Metal-triggered conformational reorientation of a self-peptide bound to a disease-associated HLA-B*27 subtyp
R. Driller, M. Ballaschk, P. Schmieder, B. Uchanska-Ziegler, A. Ziegler, B. Loll*
J. Biol. Chem. 294, 13269 - 13279 (2019)
Conformational changes of major histocompatibility complex (MHC) antigens have the potential to be recognized by T cells and may arise from polymorphic variation of the MHC molecule, the binding of modifying ligands, or both. Here, we investigated whether metal ions could affect allele-dependent structural variation of the two minimally distinct human leukocyte antigen (HLA)-B*27:05 and HLA-B*27:09 subtypes, which exhibit differential association with the rheumatic disease ankylosing spondylitis (AS). We employed NMR spectroscopy and X-ray crystallography coupled with ensemble refinement to study the AS-associated HLA-B*27:05 subtype and the AS non-associated HLA-B* 27:09 in complex with the self-peptide pVIPR (RRKWRRWHL). Both techniques revealed that pVIPR exhibits a higher degree of flexibility when complexed with HLA-B* 27:05 than with HLA-B*27:09. Furthermore, we found that the binding of the metal ions Cu2+ or Ni2+, but not Mn2+, Zn2+, or Hg2+ affects the structure of a pVIPR-bound HLA-B*27 molecule in a subtype-dependent manner. In HLA-B*27:05, the metals triggered conformational reorientations of pVIPR, but no such structural changes were observed in the HLA-B*27:09 subtype, with or without bound metal ion.
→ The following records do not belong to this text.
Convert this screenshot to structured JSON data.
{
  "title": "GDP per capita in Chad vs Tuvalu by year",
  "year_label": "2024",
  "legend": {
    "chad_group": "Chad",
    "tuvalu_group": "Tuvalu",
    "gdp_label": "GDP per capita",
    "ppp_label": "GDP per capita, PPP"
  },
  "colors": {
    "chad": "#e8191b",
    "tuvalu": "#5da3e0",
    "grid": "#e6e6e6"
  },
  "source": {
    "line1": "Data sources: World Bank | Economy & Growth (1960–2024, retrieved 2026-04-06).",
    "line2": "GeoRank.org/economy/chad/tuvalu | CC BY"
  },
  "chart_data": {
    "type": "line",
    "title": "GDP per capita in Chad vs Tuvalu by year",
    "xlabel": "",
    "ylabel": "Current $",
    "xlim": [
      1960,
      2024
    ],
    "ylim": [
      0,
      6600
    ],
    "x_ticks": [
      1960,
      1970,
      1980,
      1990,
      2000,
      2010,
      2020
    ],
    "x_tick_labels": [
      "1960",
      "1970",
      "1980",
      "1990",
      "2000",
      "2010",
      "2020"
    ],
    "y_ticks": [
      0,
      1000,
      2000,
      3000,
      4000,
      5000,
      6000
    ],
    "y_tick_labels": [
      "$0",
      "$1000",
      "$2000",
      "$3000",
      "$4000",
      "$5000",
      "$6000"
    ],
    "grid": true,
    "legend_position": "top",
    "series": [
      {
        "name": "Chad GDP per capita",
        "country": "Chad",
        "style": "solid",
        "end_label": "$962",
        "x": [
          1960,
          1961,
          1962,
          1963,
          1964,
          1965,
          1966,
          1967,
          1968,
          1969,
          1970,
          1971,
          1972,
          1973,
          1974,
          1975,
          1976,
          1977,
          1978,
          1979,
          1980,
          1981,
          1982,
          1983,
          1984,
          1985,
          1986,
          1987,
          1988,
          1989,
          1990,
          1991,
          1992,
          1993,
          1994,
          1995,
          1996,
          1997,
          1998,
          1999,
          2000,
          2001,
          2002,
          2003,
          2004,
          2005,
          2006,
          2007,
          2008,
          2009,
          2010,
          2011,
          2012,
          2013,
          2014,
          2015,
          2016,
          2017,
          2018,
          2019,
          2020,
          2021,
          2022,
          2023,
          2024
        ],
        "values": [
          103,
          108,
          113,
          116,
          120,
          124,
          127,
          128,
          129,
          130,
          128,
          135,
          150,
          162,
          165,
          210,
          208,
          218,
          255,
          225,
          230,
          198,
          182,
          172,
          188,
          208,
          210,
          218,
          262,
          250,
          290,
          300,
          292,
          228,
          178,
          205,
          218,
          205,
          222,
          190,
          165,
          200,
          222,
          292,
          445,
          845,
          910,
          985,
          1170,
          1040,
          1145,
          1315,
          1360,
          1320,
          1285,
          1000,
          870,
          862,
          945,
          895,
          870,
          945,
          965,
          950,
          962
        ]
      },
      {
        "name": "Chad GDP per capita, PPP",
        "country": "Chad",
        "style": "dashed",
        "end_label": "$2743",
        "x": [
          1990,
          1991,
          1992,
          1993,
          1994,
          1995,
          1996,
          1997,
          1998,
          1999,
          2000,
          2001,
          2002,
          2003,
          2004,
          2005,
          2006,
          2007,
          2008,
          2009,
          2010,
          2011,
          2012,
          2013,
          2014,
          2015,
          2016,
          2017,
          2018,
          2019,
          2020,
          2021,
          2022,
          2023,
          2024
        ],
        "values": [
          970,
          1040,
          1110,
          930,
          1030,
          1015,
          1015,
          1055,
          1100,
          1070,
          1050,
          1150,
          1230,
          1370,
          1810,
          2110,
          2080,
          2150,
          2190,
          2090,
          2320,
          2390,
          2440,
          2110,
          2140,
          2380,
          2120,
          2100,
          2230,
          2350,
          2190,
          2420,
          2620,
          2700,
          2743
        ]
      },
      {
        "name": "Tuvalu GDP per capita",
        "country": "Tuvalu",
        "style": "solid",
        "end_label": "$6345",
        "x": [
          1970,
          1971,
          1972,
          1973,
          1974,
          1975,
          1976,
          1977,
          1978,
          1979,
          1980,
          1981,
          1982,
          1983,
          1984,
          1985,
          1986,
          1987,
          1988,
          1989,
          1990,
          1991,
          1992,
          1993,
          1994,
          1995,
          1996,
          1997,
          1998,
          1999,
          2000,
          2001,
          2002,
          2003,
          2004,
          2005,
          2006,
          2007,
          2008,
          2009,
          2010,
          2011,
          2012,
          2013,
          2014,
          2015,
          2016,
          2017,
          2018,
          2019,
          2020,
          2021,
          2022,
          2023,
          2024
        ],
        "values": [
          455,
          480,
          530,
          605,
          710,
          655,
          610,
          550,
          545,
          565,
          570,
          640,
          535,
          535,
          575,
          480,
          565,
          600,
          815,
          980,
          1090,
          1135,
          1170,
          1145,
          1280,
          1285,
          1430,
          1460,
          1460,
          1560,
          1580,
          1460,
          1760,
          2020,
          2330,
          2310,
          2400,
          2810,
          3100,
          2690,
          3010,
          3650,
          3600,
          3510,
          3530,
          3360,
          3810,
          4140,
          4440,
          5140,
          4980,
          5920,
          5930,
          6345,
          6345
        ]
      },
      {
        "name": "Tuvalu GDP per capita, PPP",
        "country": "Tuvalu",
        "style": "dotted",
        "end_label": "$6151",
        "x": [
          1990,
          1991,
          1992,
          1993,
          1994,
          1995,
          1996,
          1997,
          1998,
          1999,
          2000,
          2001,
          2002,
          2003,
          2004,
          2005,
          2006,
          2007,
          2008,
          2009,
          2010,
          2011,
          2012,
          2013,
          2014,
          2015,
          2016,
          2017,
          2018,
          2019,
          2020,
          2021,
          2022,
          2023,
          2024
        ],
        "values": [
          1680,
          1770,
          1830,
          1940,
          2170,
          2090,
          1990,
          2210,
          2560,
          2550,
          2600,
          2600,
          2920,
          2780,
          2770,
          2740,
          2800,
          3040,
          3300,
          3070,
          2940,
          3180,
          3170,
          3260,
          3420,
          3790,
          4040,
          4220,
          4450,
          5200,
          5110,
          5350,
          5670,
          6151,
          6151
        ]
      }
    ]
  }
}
These observations provide the first demonstration that not only MHC class II, but also class I molecules can undergo metal ion–induced conformational alterations. Our findings suggest that metals may have role in triggering rheumatic diseases such as AS and also have implications for the molecular basis of metal-induced hypersensitivities and allergies.